Monday, September 17, 2018

Donald Trump's Style


No, not his style of dress but his style of argumentation.

As many people know, Trump is fond of using Twitter ("tweeting"). It is said that late at night, alone in the residence areas of the White House, he tweets away to his heart's content. If any other US president has used Twitter at all, none has used it so much.

He has no tolerance for criticism of himself (someone recently said he has the sensitivity of a teen-age girl), and so he lashes out at anyone who attacks him. A favorite tactic is to apply negative adjectives to anyone who has criticized him. The New York Times recently published an op-ed piece written by an anonymous White House insider who claimed that Trump's staff tries to thwart some of his ill-advised decisions and actions. In Trump's attack on the  NYT he called the paper "failing." A politician who criticized him he called "weak." These are two examples out of perhaps hundreds.

These tactics of Trump's became very obvious to those who watched him during his political campaign for the Presidency. But to attack someone's argument by attaching negative adjectives to him was known even to the ancients as a fallacious type of argument. The  Romans called it argumentum ad hominen--that is, rather then rebutting or refuting a man's argument, you attack the man himself.
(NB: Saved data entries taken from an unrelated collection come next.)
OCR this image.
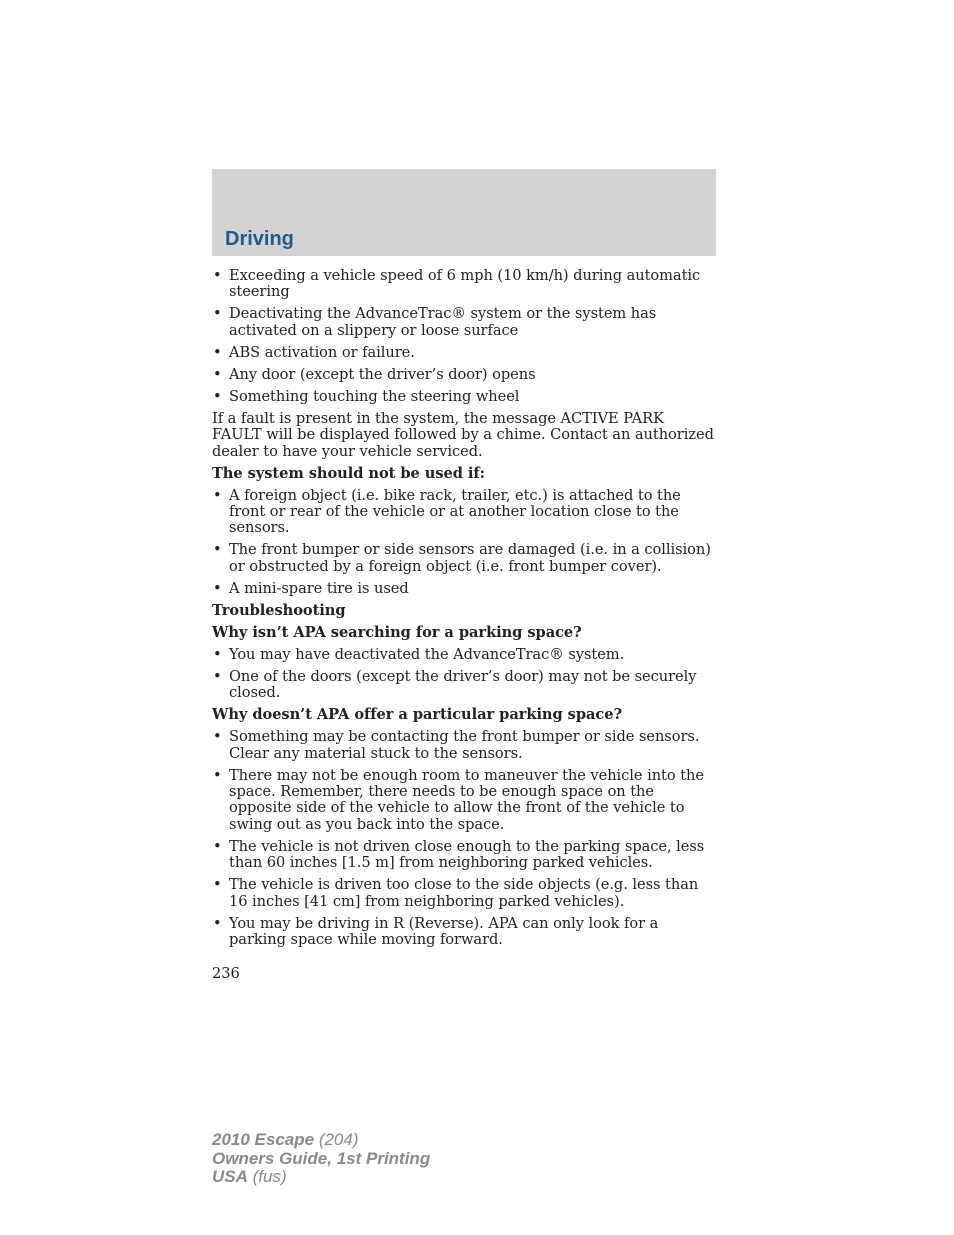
Driving
• Exceeding a vehicle speed of 6 mph (10 km/h) during automatic steering
• Deactivating the AdvanceTrac® system or the system has activated on a slippery or loose surface
• ABS activation or failure.
• Any door (except the driver’s door) opens
• Something touching the steering wheel

If a fault is present in the system, the message ACTIVE PARK FAULT will be displayed followed by a chime. Contact an authorized dealer to have your vehicle serviced.

The system should not be used if:

• A foreign object (i.e. bike rack, trailer, etc.) is attached to the front or rear of the vehicle or at another location close to the sensors.
• The front bumper or side sensors are damaged (i.e. in a collision) or obstructed by a foreign object (i.e. front bumper cover).
• A mini-spare tire is used

Troubleshooting

Why isn’t APA searching for a parking space?

• You may have deactivated the AdvanceTrac® system.
• One of the doors (except the driver’s door) may not be securely closed.

Why doesn’t APA offer a particular parking space?

• Something may be contacting the front bumper or side sensors. Clear any material stuck to the sensors.
• There may not be enough room to maneuver the vehicle into the space. Remember, there needs to be enough space on the opposite side of the vehicle to allow the front of the vehicle to swing out as you back into the space.
• The vehicle is not driven close enough to the parking space, less than 60 inches [1.5 m] from neighboring parked vehicles.
• The vehicle is driven too close to the side objects (e.g. less than 16 inches [41 cm] from neighboring parked vehicles).
• You may be driving in R (Reverse). APA can only look for a parking space while moving forward.
236
2010 Escape (204)
Owners Guide, 1st Printing
USA (fus)
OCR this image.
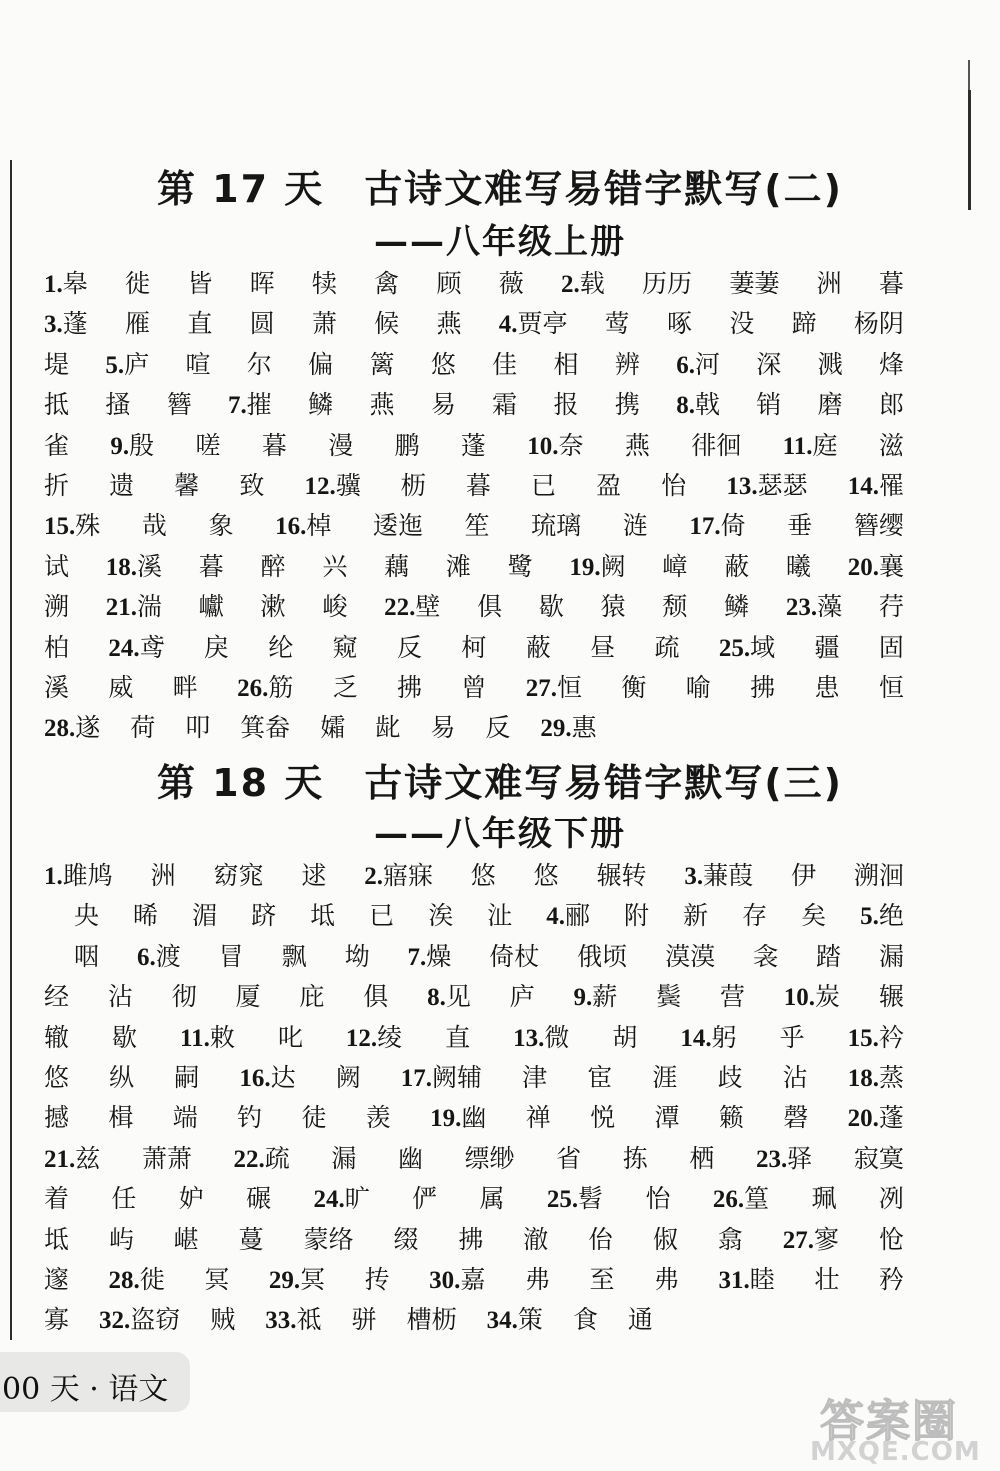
第 17 天　古诗文难写易错字默写(二)
——八年级上册
1.皋 徙 皆 晖 犊 禽 顾 薇 2.载 历历 萋萋 洲 暮
3.蓬 雁 直 圆 萧 候 燕 4.贾亭 莺 啄 没 蹄 杨阴
堤 5.庐 喧 尔 偏 篱 悠 佳 相 辨 6.河 深 溅 烽
抵 搔 簪 7.摧 鳞 燕 易 霜 报 携 8.戟 销 磨 郎
雀 9.殷 嗟 暮 漫 鹏 蓬 10.奈 燕 徘徊 11.庭 滋
折 遗 馨 致 12.骥 枥 暮 已 盈 怡 13.瑟瑟 14.罹
15.殊 哉 象 16.棹 逶迤 笙 琉璃 涟 17.倚 垂 簪缨
试 18.溪 暮 醉 兴 藕 滩 鹭 19.阙 嶂 蔽 曦 20.襄
溯 21.湍 巘 漱 峻 22.壁 俱 歇 猿 颓 鳞 23.藻 荇
柏 24.鸢 戾 纶 窥 反 柯 蔽 昼 疏 25.域 疆 固
溪 威 畔 26.筋 乏 拂 曾 27.恒 衡 喻 拂 患 恒
28.遂 荷 叩 箕畚 孀 龀 易 反 29.惠
第 18 天　古诗文难写易错字默写(三)
——八年级下册
1.雎鸠 洲 窈窕 逑 2.寤寐 悠 悠 辗转 3.蒹葭 伊 溯洄
央 晞 湄 跻 坻 已 涘 沚 4.郦 附 新 存 矣 5.绝
咽 6.渡 冒 飘 坳 7.燥 倚杖 俄顷 漠漠 衾 踏 漏
经 沾 彻 厦 庇 俱 8.见 庐 9.薪 鬓 营 10.炭 辗
辙 歇 11.敕 叱 12.绫 直 13.微 胡 14.躬 乎 15.衿
悠 纵 嗣 16.达 阙 17.阙辅 津 宦 涯 歧 沾 18.蒸
撼 楫 端 钓 徒 羡 19.幽 禅 悦 潭 籁 磬 20.蓬
21.兹 萧萧 22.疏 漏 幽 缥缈 省 拣 栖 23.驿 寂寞
着 任 妒 碾 24.旷 俨 属 25.髫 怡 26.篁 珮 冽
坻 屿 嵁 蔓 蒙络 缀 拂 澈 佁 俶 翕 27.寥 怆
邃 28.徙 冥 29.冥 抟 30.嘉 弗 至 弗 31.睦 壮 矜
寡 32.盗窃 贼 33.祗 骈 槽枥 34.策 食 通
00 天 · 语文
答案圈
MXQE.COM
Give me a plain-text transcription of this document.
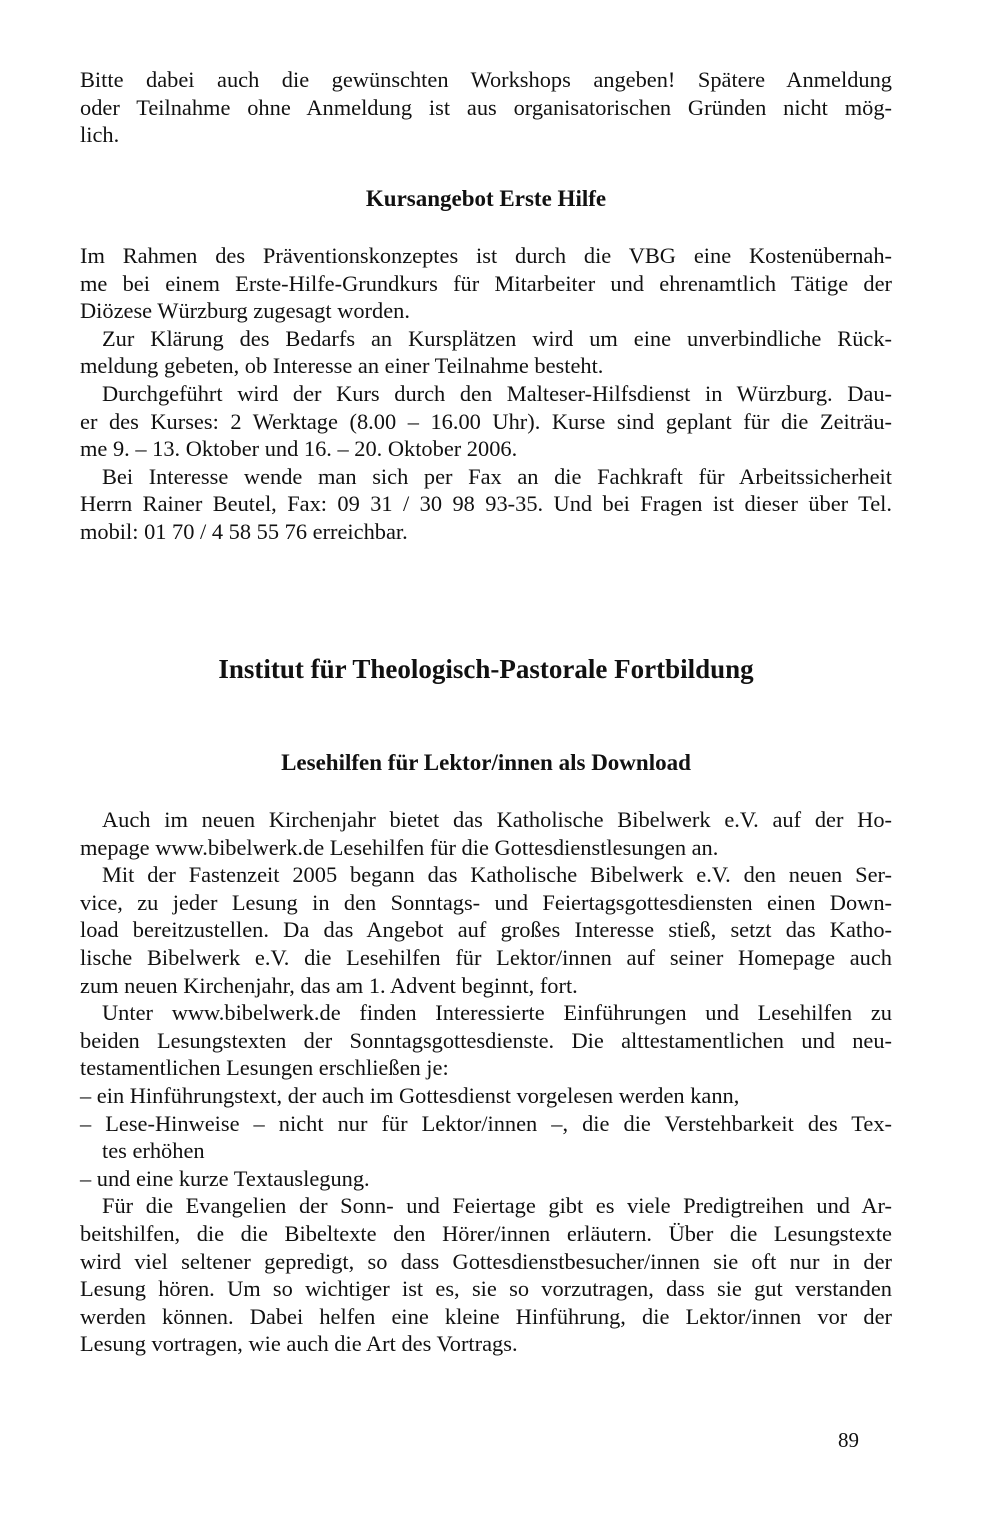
Bitte dabei auch die gewünschten Workshops angeben! Spätere Anmeldung
oder Teilnahme ohne Anmeldung ist aus organisatorischen Gründen nicht mög-
lich.
Kursangebot Erste Hilfe
Im Rahmen des Präventionskonzeptes ist durch die VBG eine Kostenübernah-
me bei einem Erste-Hilfe-Grundkurs für Mitarbeiter und ehrenamtlich Tätige der
Diözese Würzburg zugesagt worden.
Zur Klärung des Bedarfs an Kursplätzen wird um eine unverbindliche Rück-
meldung gebeten, ob Interesse an einer Teilnahme besteht.
Durchgeführt wird der Kurs durch den Malteser-Hilfsdienst in Würzburg. Dau-
er des Kurses: 2 Werktage (8.00 – 16.00 Uhr). Kurse sind geplant für die Zeiträu-
me 9. – 13. Oktober und 16. – 20. Oktober 2006.
Bei Interesse wende man sich per Fax an die Fachkraft für Arbeitssicherheit
Herrn Rainer Beutel, Fax: 09 31 / 30 98 93-35. Und bei Fragen ist dieser über Tel.
mobil: 01 70 / 4 58 55 76 erreichbar.
Institut für Theologisch-Pastorale Fortbildung
Lesehilfen für Lektor/innen als Download
Auch im neuen Kirchenjahr bietet das Katholische Bibelwerk e.V. auf der Ho-
mepage www.bibelwerk.de Lesehilfen für die Gottesdienstlesungen an.
Mit der Fastenzeit 2005 begann das Katholische Bibelwerk e.V. den neuen Ser-
vice, zu jeder Lesung in den Sonntags- und Feiertagsgottesdiensten einen Down-
load bereitzustellen. Da das Angebot auf großes Interesse stieß, setzt das Katho-
lische Bibelwerk e.V. die Lesehilfen für Lektor/innen auf seiner Homepage auch
zum neuen Kirchenjahr, das am 1. Advent beginnt, fort.
Unter www.bibelwerk.de finden Interessierte Einführungen und Lesehilfen zu
beiden Lesungstexten der Sonntagsgottesdienste. Die alttestamentlichen und neu-
testamentlichen Lesungen erschließen je:
– ein Hinführungstext, der auch im Gottesdienst vorgelesen werden kann,
– Lese-Hinweise – nicht nur für Lektor/innen –, die die Verstehbarkeit des Tex-
tes erhöhen
– und eine kurze Textauslegung.
Für die Evangelien der Sonn- und Feiertage gibt es viele Predigtreihen und Ar-
beitshilfen, die die Bibeltexte den Hörer/innen erläutern. Über die Lesungstexte
wird viel seltener gepredigt, so dass Gottesdienstbesucher/innen sie oft nur in der
Lesung hören. Um so wichtiger ist es, sie so vorzutragen, dass sie gut verstanden
werden können. Dabei helfen eine kleine Hinführung, die Lektor/innen vor der
Lesung vortragen, wie auch die Art des Vortrags.
89
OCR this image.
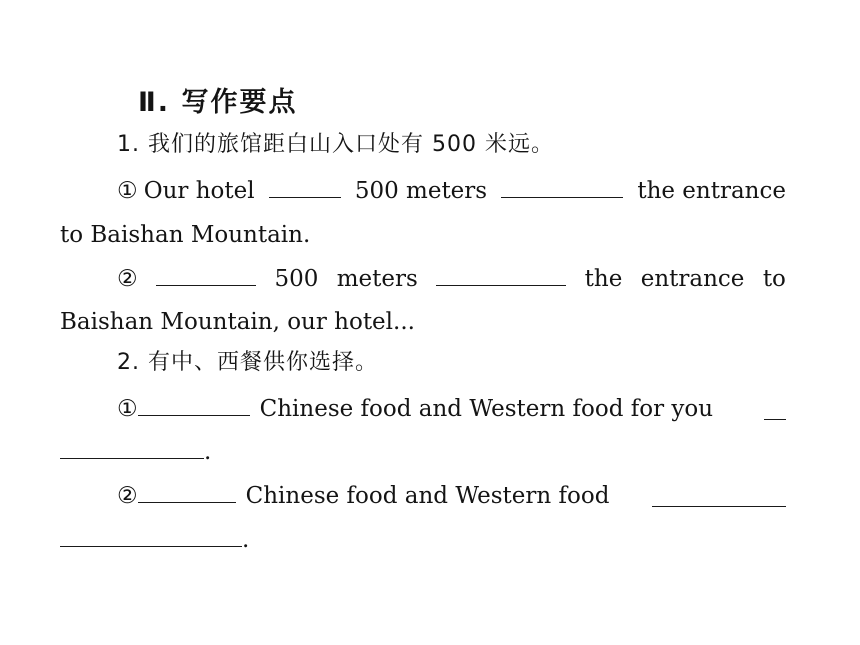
Ⅱ. 写作要点
1. 我们的旅馆距白山入口处有 500 米远。
① Our hotel	500 meters	the entrance
to Baishan Mountain.
②	500 meters	the entrance to
Baishan Mountain, our hotel...
2. 有中、西餐供你选择。
①	Chinese food and Western food for you
.
②	Chinese food and Western food
.
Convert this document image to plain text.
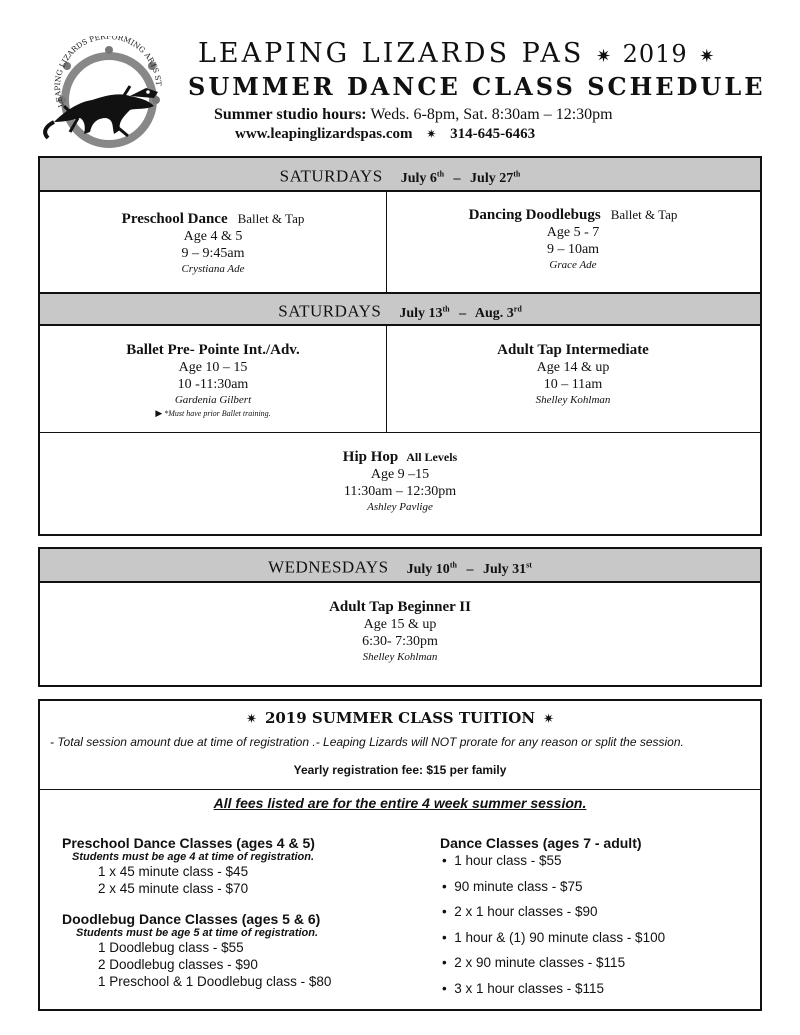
LEAPING LIZARDS PERFORMING ARTS ST
LEAPING LIZARDS PAS ✷ 2019 ✷
SUMMER DANCE CLASS SCHEDULE
Summer studio hours: Weds. 6-8pm, Sat. 8:30am – 12:30pm
www.leapinglizardspas.com ✷ 314-645-6463
SATURDAYS July 6th – July 27th
Preschool Dance Ballet & Tap
Age 4 & 5
9 – 9:45am
Crystiana Ade
Dancing Doodlebugs Ballet & Tap
Age 5 - 7
9 – 10am
Grace Ade
SATURDAYS July 13th – Aug. 3rd
Ballet Pre- Pointe Int./Adv.
Age 10 – 15
10 -11:30am
Gardenia Gilbert
▶ *Must have prior Ballet training.
Adult Tap Intermediate
Age 14 & up
10 – 11am
Shelley Kohlman
Hip Hop All Levels
Age 9 –15
11:30am – 12:30pm
Ashley Pavlige
WEDNESDAYS July 10th – July 31st
Adult Tap Beginner II
Age 15 & up
6:30- 7:30pm
Shelley Kohlman
✷ 2019 SUMMER CLASS TUITION ✷
- Total session amount due at time of registration .- Leaping Lizards will NOT prorate for any reason or split the session.
Yearly registration fee: $15 per family
All fees listed are for the entire 4 week summer session.
Preschool Dance Classes (ages 4 & 5)
Students must be age 4 at time of registration.
1 x 45 minute class - $45
2 x 45 minute class - $70
Doodlebug Dance Classes (ages 5 & 6)
Students must be age 5 at time of registration.
1 Doodlebug class - $55
2 Doodlebug classes - $90
1 Preschool & 1 Doodlebug class - $80
Dance Classes (ages 7 - adult)
•  1 hour class - $55
•  90 minute class - $75
•  2 x 1 hour classes - $90
•  1 hour & (1) 90 minute class - $100
•  2 x 90 minute classes - $115
•  3 x 1 hour classes - $115
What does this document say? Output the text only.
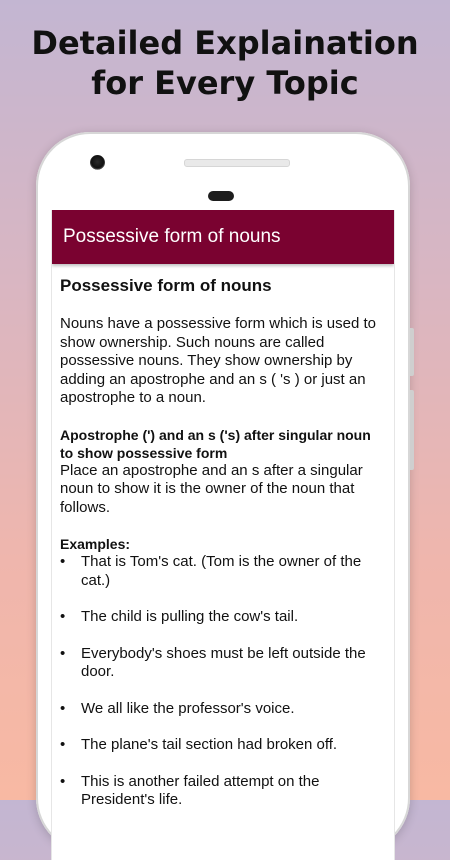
Detailed Explaination
for Every Topic
Possessive form of nouns
Possessive form of nouns

Nouns have a possessive form which is used to show ownership. Such nouns are called possessive nouns. They show ownership by adding an apostrophe and an s ( 's ) or just an apostrophe to a noun.

Apostrophe (') and an s ('s) after singular noun to show possessive form

Place an apostrophe and an s after a singular noun to show it is the owner of the noun that follows.

Examples:
• That is Tom's cat. (Tom is the owner of the cat.)
• The child is pulling the cow's tail.
• Everybody's shoes must be left outside the door.
• We all like the professor's voice.
• The plane's tail section had broken off.
• This is another failed attempt on the President's life.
It saddens and amazes me that nothing Trump does or says seems to reduce the support he receives from his followers and supporters: not his actions, which have served to help corporations and wealthy individuals at the expense of the common man and may  have brought us close to nuclear war with North Korea at least once; not his encouraging of white supremacists and other racists; not his surrounding himself with crooks and criminals in his government; and certainly not his lies, which at least a few times he has had to "walk back" (as the current jargon would have it). As I think I have said elsewhere, too many people are not critical of what they hear and read. They are ready to believe anything Trump says and don't seem to care when it's been shown that he lied.

Copyright © 2018


Friday, September 7, 2018

Reason for the Catholic Church's Priest Sex Abuse Problem


Stories--you could say scandals--involving sexual abuse of young persons by Roman Catholic priests have been in the news lately, and this is not the first time by any means. It's been a repeated story and by now a long-standing vexation for the Church.

Now, I want to say as soon as I can and as strongly and emphatically as I can that pedophilia (sexual attraction to children) and homosexuality are two different phenomena and not connected. In fact, studies have shown that most men who have a sexual attraction to very young persons are heterosexual. However, I discuss both of these sexual inclinations here because I believe the Church is seen as a refuge for both of these categories of people.

Quite a few years ago, as a result of a position I then held, I was sent, anonymously, an article--also anonymous but supposedly written by an insider--with estimates of the percentages of homosexuals in the priesthood, in monasteries and convents, and in seminaries. The numbers were estimates, and even so I don't have them at my fingertips. Suffice to say they were surprisingly, amazingly high.

I have what I believe is a very reasonable explanation for these data.

What I believe happens is this: A (probably young) man or woman perceives in him/herself urges or attractions--for the same sex, for minors, or for both--which he has been taught (sometimes very emphatically) are wrong, shameful, sinful. He  sees the Church as a solution, believing that once he has taken his celibacy vows, his efforts and desire to remain true to those vows will help him to suppress those unacceptable desires.

Unfortunately, and very sadly, it typically does not work.